Publishers Reby Media have consistently bagged wins at the Publisher Podcast Awards, and judges regularly cite the extensive use of music and sound effects in their business podcasts as a very welcome surprise.
Reby’s Ross MacPherson says that when he joined the business in 2019, he felt that their use of music and sound effects definitely had the potential to move up a notch. “Now ideas around sonic branding and overall soundscaping of episodes is something that is talked about a lot,” he says, “not just myself but amongst our script-writers.”
For MacPherson, the effort you put into creating content for your podcast should carry across to your sonic branding. He describes audio logos as tone-setters and ‘associators’. “Think of the Eastenders or Match of The Day theme tune,” he says. “Most people would recognise them, they are synonymous with the shows. A fixed theme tune or jingle in your intro gives your podcast that identity.”

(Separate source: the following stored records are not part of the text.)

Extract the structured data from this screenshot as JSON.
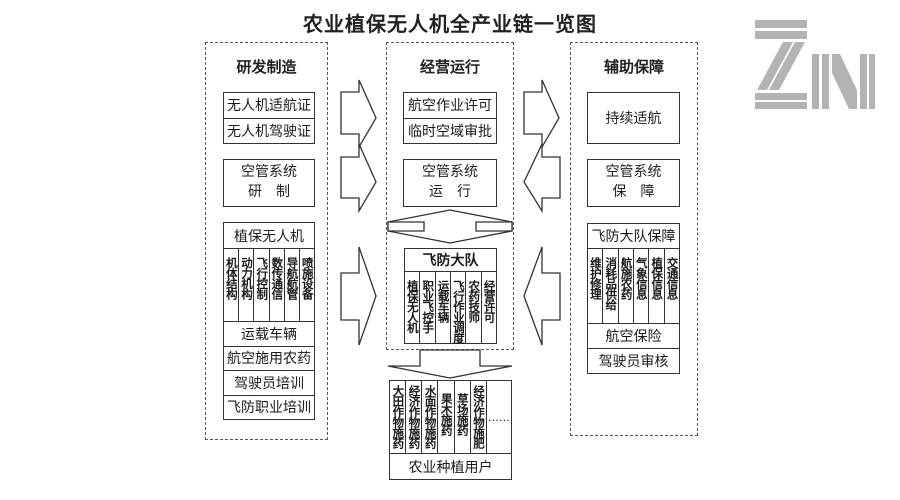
{
  "title": "农业植保无人机全产业链一览图",
  "logo": {
    "text": "ZN",
    "color": "#b3b3b3"
  },
  "columns": {
    "rd": {
      "heading": "研发制造",
      "certs": [
        "无人机适航证",
        "无人机驾驶证"
      ],
      "atc": [
        "空管系统",
        "研　制"
      ],
      "drone": {
        "heading": "植保无人机",
        "parts": [
          "机体结构",
          "动力机构",
          "飞行控制",
          "数传通信",
          "导航航管",
          "喷施设备"
        ],
        "rows": [
          "运载车辆",
          "航空施用农药",
          "驾驶员培训",
          "飞防职业培训"
        ]
      }
    },
    "ops": {
      "heading": "经营运行",
      "permits": [
        "航空作业许可",
        "临时空域审批"
      ],
      "atc": [
        "空管系统",
        "运　行"
      ],
      "team": {
        "heading": "飞防大队",
        "parts": [
          "植保无人机",
          "职业飞控手",
          "运载车辆",
          "飞行作业调度",
          "农药技师",
          "经营许可"
        ]
      }
    },
    "support": {
      "heading": "辅助保障",
      "airworthiness": "持续适航",
      "atc": [
        "空管系统",
        "保　障"
      ],
      "team_support": {
        "heading": "飞防大队保障",
        "parts": [
          "维护修理",
          "消耗品供给",
          "航施农药",
          "气象信息",
          "植保信息",
          "交通信息"
        ],
        "rows": [
          "航空保险",
          "驾驶员审核"
        ]
      }
    }
  },
  "users": {
    "heading": "农业种植用户",
    "parts": [
      "大田作物施药",
      "经济作物施药",
      "水面作物施药",
      "果木施药",
      "草场施药",
      "经济作物施肥",
      "……"
    ]
  }
}
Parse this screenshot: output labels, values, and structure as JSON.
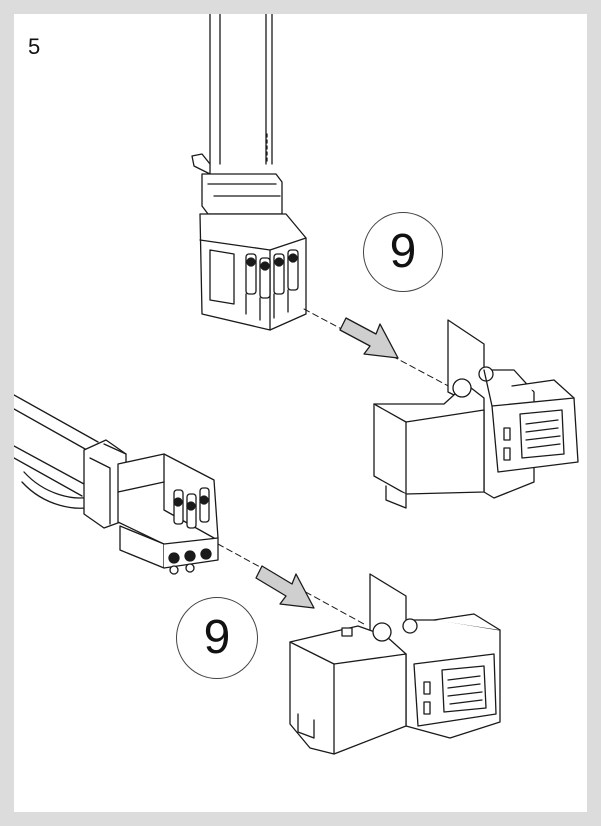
{
  "page": {
    "step_number": "5"
  },
  "callouts": [
    {
      "label": "9"
    },
    {
      "label": "9"
    }
  ],
  "colors": {
    "background": "#dcdcdc",
    "panel": "#ffffff",
    "line": "#1a1a1a",
    "arrow_fill": "#cfcfcf"
  }
}
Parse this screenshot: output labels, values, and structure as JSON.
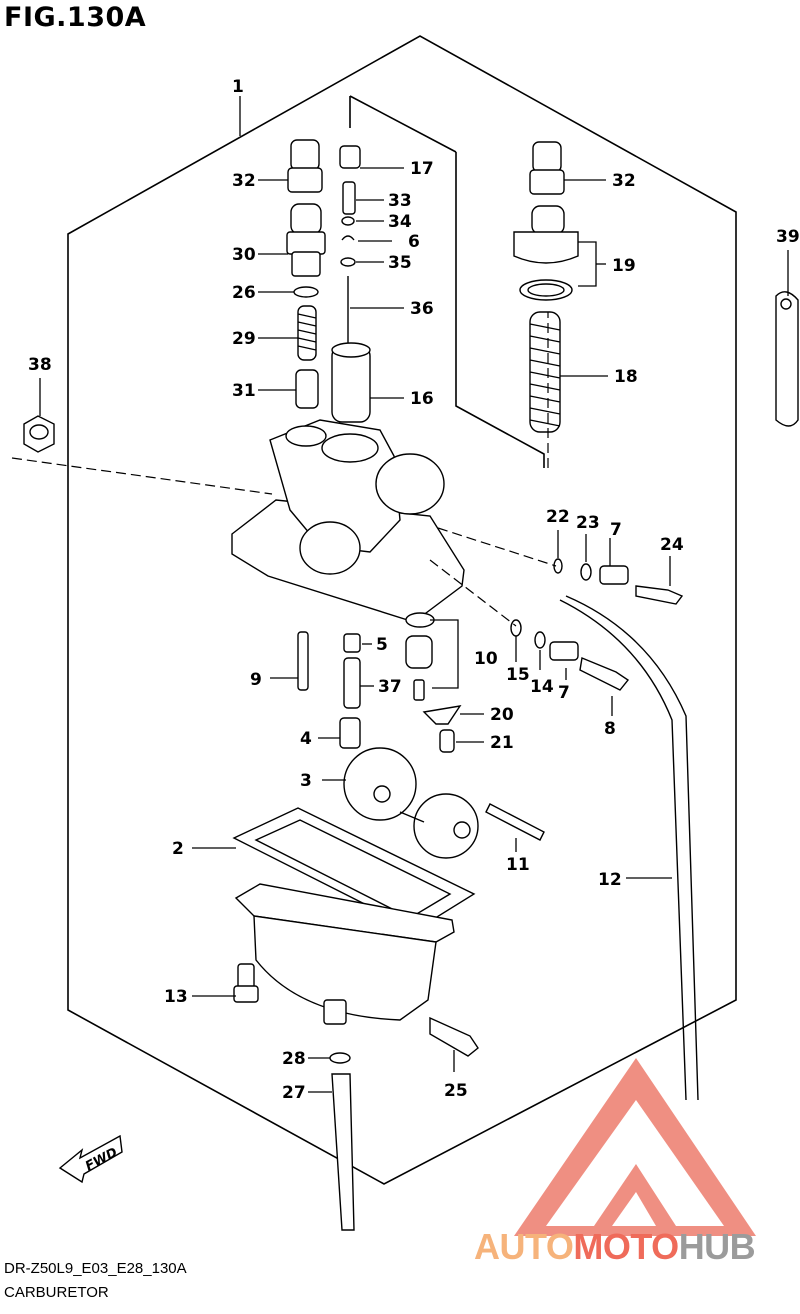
{
  "figure_title": "FIG.130A",
  "diagram_code": "DR-Z50L9_E03_E28_130A",
  "caption": "CARBURETOR",
  "watermark": {
    "part1": "AUTO",
    "part2": "MOTO",
    "part3": "HUB"
  },
  "fwd_label": "FWD",
  "callouts": [
    "1",
    "2",
    "3",
    "4",
    "5",
    "6",
    "7",
    "7",
    "8",
    "9",
    "10",
    "11",
    "12",
    "13",
    "14",
    "15",
    "16",
    "17",
    "18",
    "19",
    "20",
    "21",
    "22",
    "23",
    "24",
    "25",
    "26",
    "27",
    "28",
    "29",
    "30",
    "31",
    "32",
    "32",
    "33",
    "34",
    "35",
    "36",
    "37",
    "38",
    "39"
  ],
  "colors": {
    "line": "#000000",
    "watermark_red": "#ef6b5a",
    "watermark_orange": "#f6b37b",
    "watermark_gray": "#9b9b9b"
  }
}
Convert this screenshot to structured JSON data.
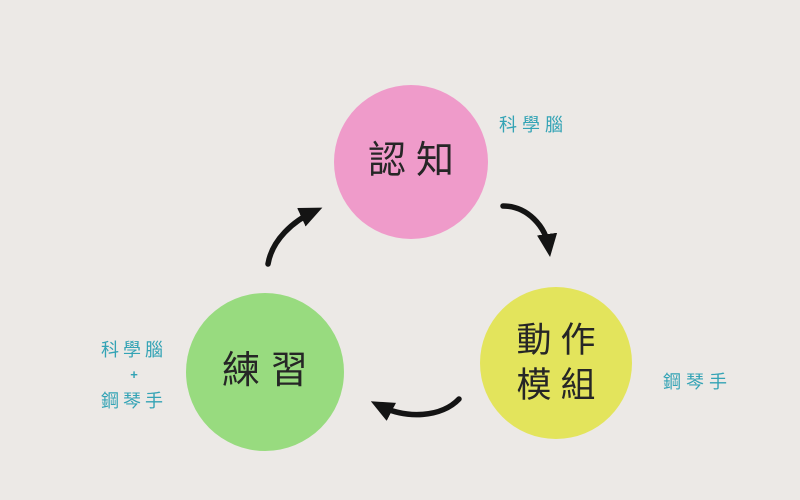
{
  "colors": {
    "background": "#ECE9E6",
    "node_cognition": "#EF9BCA",
    "node_action_module": "#E3E45C",
    "node_practice": "#98DB7F",
    "node_text": "#262626",
    "annotation_text": "#33A3B5",
    "arrow": "#141414"
  },
  "nodes": {
    "cognition": {
      "label": "認知"
    },
    "action_module": {
      "line1": "動作",
      "line2": "模組"
    },
    "practice": {
      "label": "練習"
    }
  },
  "annotations": {
    "cognition_side": "科學腦",
    "action_side": "鋼琴手",
    "practice_side": {
      "line1": "科學腦",
      "plus": "+",
      "line2": "鋼琴手"
    }
  }
}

MacPherson suggests a good starting point for creating your own audio logo is a royalty-free music and sound effects site. “Download some and have a play around," he says, recommending Envato, with its library of 140,000 sound files, including audio logos and idents.
Gray says that with a bit of creativity, you can cut an audio logo from the music you’re already using. “Pop it into your editor and try to find a few notes or bars which really stand out and form something recognisable, but can also stand alone,” he suggests.
Some hosting services, including Alitu.com, the podcasting platform that grew out of The Podcast Host, offer theme-music packs that include intros and outros, plus short clips that reflect the theme and can be used as audio logos.
Of course, if your audio logo is a potentially invasive earworm, there can be risks as well as rewards. Just like their visual counterparts, bad logos are memorable for all the wrong reasons; they are jarring, don’t reflect the brand, and can actually stop listeners from, well, listening.
Even if you avoid creating a noise that annoys, some audio logos are just too much.
“Anything that's not pure content can be considered filler,” says Gray. “The logo is, say, 10 seconds where you're not engaging, entertaining or inspiring the listener. Also, it's possible to play it too often, and create irritation rather than recognition. If you keep it short, and not too frequent, I think it avoids those downsides pretty effectively.”
No podcast logos?
In the world of podcasting, Colin struggles to think of anyone who does audio logos really well.
“If I'm honest, there aren't a lot that stand out in my memory. It's a really underused tactic and none of the shows I've been a fan of over the years have really used it memorably. I think the closest I've come is the sound design on the original Gimlet podcast: Startup.”
He recalls how the show made use of a set of very simple background tunes which recurred throughout the first series. “They became very memorable and a big part of the show. Not quite an audio logo, but effective audio branding.”
For MacPherson, the audio logos, sonic brands and general soundscapes produced by the team at RadioLab stand out. “The way they frame their stories and capture emotions with the music and sound effects that they use is honestly out of this world, and for me they're a huge influence as to how I score Reby's episodes.”
In the broader sonic branding sphere, and testifying to the enduring influence of audio logos, both Gray and MacPherson both bring up old-school audio logos; the lo-fi Apple Mac chime for the former, and the slightly discordant and suspenseful THX build for the latter.
Among their current favourites, both picked out the Netflix audio logo as a personal favourite, thanks to its simple, distinctive and evocative nature. “Every time I hear it, I settle in ready for a good watch,” says Gray.